Em uma virada radical, o Planalto anunciou nesta quarta-feira (22) as bases do programa de reconstrução da economia para o pós-pandemia. Oportunamente, trocou o apelido de "Plano Marshall", usado internamente, pelo nome PróBrasil. Mesmo com a mudança de nome, prevê investimentos públicos em obras, especialmente de infraestrutura, a mesma estratégia de reconstrução da Europa depois da Segunda Guerra Mundial.
No espírito, não é muito diferente do conjunto de iniciativas adotadas pelo Brasil na crise de 2008, quando o então governo Lula prometia transformar o tsunami da turbulência financeira em uma marolinha. Embora tenham sido corretas naquele momento, as medidas se estenderam no tempo por interesse eleitoral, que acabaram levando à recessão de 2015 e 2016. O fato de o programa ser coordenado pelo chefe da Casa Civil, general Walter Braga Netto, acentua o arquivamento, ao menos momentâneo, do liberalismo de Guedes, que pavimentou a candidatura de Jair Bolsonaro na elite econômica do país.
Ao apresentar as bases do programa, Braga Netto detalhou que terá duas partes, uma chamada "Ordem", outra "Progresso". O início da implementação está prevista para outubro e, como foi apresentado como um programa de Estado, não de governo, deve se estender até 2030. Também esclareceu que teve origem em iniciativas específicas de vários ministérios, por isso assumiu sua coordenação.
– A ala militar, mais pragmática e, talvez, com algum resquício nacionalista, tem ciência de que, pós-Covid-19, a economia não se recuperará sem a 'mão visível do Estado', porque o setor privado, por estar há muito tempo estagnado, não tem capacidade de ser o protagonista da recuperação e tampouco terá condições de entrar nos leilões das privatizações – observa Fernando Ferrari Filho, ex-presidente da Associação Keynesiana Brasileira (AKB).
Empresários foram chamados para contribuir com sugestões ao plano, considerado inevitável para devolver alguma normalidade à atividade econômica depois dos estragos provocados pelo impacto do coronavírus. A necessidade acentua um debate que começou com a demora na reação da equipe econômica às emergências de empresas e cidadãos por linhas de crédito e pelo Auxílio Emergencial de R$ 600. Guedes e sua equipe teriam visão liberal demais quando o país precisa de medidas desenvolvimentistas. Ou, numa simplificação esportiva, a equipe está preparada para jogar basquete e agora tem de encarar uma partida de futebol.
– Um plano de recuperação tem de envolver vários ministérios. O da Economia é o principal porque não pode haver divórcio entre a condução da política econômica de curto prazo com propostas de mais longa maturação, como um plano de recuperação deve ter. Não vejo problema no fato de ser coordenado pela Casa Civil, desde que se cerque em técnicos da área econômica e social e tenha capacidade de articulação.

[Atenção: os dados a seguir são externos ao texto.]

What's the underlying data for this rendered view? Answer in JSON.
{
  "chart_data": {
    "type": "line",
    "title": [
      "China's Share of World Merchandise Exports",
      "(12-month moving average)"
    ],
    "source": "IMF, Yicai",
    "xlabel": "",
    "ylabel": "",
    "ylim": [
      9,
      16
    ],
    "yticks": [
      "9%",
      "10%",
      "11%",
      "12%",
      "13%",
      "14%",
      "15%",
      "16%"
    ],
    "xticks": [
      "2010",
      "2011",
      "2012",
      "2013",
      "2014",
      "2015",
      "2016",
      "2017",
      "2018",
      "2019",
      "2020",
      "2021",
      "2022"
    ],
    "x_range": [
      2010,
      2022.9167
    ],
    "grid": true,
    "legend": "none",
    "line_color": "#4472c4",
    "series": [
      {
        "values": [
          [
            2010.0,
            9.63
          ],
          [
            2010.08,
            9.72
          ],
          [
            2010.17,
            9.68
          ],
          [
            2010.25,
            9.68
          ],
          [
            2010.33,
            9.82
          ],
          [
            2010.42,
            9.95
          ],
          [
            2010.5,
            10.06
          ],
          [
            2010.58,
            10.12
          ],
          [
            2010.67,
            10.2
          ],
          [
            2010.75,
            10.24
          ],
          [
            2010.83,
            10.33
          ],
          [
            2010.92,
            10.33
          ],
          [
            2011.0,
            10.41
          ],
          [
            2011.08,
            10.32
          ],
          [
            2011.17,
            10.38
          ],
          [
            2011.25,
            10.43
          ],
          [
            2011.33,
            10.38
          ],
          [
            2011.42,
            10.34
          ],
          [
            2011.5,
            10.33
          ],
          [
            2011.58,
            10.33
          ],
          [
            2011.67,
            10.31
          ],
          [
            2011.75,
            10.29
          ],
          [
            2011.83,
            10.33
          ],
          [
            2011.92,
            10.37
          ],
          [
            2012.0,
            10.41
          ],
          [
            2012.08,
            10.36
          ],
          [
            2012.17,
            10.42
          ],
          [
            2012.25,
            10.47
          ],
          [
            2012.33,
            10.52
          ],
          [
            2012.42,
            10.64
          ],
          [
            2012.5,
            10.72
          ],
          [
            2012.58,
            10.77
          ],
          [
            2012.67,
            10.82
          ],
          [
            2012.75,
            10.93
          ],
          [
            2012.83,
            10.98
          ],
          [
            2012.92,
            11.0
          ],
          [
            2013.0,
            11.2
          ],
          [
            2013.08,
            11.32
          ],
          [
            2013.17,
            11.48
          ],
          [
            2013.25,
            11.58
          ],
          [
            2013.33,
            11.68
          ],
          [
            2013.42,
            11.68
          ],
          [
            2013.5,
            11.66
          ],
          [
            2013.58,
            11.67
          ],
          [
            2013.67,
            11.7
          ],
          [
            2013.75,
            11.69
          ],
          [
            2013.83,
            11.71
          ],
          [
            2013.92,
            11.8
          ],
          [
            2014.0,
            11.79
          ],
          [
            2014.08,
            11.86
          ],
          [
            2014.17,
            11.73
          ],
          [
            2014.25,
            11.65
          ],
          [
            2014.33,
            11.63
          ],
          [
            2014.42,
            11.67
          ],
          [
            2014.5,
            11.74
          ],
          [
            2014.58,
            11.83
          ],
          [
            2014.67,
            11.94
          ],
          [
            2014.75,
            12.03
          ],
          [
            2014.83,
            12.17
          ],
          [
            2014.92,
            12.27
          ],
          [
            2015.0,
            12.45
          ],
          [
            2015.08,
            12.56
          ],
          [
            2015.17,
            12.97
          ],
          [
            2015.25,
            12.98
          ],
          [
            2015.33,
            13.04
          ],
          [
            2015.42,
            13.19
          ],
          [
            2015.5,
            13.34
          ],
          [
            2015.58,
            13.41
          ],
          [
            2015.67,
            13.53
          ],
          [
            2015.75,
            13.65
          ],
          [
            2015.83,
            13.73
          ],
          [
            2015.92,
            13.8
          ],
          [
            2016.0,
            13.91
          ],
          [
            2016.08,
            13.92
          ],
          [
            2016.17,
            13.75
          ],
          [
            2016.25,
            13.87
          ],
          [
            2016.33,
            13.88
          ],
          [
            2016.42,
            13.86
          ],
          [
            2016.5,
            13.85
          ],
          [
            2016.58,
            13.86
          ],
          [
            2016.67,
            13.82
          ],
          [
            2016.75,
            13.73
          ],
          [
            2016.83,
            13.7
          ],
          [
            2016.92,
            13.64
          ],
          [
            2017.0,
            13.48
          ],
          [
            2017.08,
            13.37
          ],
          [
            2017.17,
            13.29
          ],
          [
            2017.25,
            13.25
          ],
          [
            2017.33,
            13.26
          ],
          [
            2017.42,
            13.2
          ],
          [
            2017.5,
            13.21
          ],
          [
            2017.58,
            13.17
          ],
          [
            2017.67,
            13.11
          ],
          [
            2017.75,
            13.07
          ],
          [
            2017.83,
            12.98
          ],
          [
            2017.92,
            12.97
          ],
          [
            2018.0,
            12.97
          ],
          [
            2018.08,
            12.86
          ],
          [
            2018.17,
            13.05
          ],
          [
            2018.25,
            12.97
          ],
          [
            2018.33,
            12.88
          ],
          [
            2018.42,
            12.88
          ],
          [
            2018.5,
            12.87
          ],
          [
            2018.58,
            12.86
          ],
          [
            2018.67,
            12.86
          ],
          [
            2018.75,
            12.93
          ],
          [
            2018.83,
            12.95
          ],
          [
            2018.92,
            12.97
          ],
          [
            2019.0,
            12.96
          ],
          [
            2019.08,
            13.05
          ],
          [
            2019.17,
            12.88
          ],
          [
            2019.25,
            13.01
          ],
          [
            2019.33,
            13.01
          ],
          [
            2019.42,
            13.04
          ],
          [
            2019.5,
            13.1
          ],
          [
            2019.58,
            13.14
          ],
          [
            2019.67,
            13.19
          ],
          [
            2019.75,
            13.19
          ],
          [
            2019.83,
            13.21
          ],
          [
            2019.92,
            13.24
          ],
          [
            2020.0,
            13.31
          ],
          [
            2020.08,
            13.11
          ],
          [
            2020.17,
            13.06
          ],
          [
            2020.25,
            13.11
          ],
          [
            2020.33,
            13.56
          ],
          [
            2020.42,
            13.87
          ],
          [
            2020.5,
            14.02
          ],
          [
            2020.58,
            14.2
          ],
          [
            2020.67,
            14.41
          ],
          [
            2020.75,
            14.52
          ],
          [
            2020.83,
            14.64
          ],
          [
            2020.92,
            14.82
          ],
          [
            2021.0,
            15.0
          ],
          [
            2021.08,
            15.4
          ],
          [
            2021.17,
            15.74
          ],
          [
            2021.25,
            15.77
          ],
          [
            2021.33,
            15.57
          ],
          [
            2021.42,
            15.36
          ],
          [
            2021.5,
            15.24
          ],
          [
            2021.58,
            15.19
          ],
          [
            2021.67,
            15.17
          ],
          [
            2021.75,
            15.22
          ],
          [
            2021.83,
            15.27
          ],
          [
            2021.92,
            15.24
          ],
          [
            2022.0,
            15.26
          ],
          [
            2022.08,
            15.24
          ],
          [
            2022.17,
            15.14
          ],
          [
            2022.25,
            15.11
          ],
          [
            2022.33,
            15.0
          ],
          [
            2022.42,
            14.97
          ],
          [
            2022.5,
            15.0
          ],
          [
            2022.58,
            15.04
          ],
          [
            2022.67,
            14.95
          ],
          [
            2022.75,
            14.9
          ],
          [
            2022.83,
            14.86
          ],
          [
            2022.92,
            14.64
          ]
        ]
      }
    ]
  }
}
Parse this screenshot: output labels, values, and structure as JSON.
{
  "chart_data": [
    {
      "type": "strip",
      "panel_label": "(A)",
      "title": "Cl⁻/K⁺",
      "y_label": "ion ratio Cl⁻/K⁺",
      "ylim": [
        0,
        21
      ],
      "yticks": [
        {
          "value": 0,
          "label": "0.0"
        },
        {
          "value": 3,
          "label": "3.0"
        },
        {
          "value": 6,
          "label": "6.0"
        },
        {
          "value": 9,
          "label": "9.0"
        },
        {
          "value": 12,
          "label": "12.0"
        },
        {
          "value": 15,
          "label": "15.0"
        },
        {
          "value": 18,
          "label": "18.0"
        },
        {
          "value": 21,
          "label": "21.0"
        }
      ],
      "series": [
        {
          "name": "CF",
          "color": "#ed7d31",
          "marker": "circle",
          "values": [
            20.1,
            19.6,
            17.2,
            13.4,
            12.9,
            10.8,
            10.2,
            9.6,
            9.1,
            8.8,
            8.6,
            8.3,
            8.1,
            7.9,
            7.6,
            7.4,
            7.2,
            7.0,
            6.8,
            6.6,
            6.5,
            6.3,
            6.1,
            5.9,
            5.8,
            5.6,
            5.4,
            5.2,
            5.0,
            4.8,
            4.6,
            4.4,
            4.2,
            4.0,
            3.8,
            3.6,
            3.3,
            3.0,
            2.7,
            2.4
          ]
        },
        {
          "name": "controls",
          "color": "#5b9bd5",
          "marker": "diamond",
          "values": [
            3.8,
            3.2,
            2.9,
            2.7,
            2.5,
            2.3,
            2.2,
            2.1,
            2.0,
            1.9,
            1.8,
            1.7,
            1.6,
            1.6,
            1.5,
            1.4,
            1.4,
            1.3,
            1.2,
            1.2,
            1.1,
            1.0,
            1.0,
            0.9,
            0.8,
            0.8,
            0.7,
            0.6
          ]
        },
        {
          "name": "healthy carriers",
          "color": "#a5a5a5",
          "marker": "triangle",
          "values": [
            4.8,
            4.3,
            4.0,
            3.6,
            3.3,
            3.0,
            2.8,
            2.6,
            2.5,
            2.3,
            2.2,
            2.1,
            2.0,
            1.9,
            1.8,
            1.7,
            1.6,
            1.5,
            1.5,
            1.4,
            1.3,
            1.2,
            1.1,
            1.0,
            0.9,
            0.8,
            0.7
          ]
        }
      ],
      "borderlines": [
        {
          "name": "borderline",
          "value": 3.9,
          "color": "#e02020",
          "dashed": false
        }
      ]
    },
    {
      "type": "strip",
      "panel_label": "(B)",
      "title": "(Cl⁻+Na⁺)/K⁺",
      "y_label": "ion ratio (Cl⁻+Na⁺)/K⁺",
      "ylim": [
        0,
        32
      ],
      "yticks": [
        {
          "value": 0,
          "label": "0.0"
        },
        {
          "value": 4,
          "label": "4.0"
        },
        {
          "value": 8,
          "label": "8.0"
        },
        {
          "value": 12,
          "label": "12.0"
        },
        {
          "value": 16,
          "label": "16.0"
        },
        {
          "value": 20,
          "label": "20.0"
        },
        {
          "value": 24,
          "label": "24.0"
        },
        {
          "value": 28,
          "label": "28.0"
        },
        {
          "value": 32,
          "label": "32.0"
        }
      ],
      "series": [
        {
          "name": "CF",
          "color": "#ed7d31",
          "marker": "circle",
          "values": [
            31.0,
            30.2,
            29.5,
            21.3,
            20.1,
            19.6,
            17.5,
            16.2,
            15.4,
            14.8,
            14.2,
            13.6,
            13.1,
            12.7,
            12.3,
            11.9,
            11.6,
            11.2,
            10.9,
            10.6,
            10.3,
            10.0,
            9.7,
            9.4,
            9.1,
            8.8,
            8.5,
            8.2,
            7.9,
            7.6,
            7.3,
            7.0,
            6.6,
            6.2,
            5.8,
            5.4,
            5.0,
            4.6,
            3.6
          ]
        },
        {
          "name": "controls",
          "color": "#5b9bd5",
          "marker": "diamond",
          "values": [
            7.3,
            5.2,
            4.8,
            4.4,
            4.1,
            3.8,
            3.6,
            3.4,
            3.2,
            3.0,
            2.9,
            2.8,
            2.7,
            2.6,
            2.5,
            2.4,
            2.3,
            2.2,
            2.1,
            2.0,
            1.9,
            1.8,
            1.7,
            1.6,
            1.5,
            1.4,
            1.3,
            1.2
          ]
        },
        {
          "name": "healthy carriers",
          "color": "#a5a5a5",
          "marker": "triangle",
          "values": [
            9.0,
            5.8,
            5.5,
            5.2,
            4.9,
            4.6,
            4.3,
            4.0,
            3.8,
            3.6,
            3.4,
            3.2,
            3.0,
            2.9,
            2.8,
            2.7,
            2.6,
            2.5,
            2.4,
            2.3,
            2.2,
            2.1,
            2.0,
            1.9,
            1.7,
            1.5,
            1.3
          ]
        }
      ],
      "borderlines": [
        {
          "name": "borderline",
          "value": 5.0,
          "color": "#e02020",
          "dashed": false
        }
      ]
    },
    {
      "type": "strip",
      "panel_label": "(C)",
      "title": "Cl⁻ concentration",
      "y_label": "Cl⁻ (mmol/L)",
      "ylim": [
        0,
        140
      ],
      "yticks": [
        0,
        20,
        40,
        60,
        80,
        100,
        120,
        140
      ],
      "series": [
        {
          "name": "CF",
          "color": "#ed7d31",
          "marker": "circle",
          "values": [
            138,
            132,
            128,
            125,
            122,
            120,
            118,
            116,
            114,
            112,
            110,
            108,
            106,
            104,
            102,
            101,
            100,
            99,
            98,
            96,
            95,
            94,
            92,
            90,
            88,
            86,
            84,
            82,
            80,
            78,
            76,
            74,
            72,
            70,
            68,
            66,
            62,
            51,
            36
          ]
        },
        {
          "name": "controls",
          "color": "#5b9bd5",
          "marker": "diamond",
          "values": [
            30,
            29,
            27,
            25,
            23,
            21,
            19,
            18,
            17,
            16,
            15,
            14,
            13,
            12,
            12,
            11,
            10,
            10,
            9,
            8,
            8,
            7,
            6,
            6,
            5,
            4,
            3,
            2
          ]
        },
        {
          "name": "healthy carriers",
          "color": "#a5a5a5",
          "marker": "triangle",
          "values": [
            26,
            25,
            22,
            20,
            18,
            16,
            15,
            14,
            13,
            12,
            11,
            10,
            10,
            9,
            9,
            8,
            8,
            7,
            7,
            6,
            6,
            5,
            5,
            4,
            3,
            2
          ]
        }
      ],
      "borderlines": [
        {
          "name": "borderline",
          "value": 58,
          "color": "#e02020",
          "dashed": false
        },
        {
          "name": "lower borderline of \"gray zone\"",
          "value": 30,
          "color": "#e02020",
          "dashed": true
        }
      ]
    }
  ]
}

Mas vejo Guedes mais esvaziado – pondera Pedro Fonseca, professor de Economia da UFRGS, estudioso do desenvolvimentismo.
O que Braga Netto não disse, mas está embutido na concepção do plano é sua natureza política, que mira a reeleição de Bolsonaro em 2022. Para Ferrari, ainda que o plano funcione, será uma tarefa difícil, porque a queda do PIB neste ano será expressiva, entre 4% e 6%, e mesmo que em 2021 e 2022 o PIB cresça a uma média de 3%, o desemprego continuará elevado, e o ajuste fiscal voltará a ser o objetivo.
– Um plano de recuperação é sempre político. Embora a pauta seja econômica, as opções sobre que setores priorizar, fontes de financiamento e quais investimentos devem ser feitos antes são opções políticas. A questão é não deixar o interesse meramente político comandar – pondera Fonseca.
O plano de reconstrução da Europa levou o nome do general George Catlett Marshall, secretário de Estado no governo de Henry Truman, que presidia os Estados Unidos quando a Segunda Guerra terminou. As bases, porém, foram definidas por John Maynard Keynes, cujos estudos deram origem a uma escola econômica oposta à de Guedes.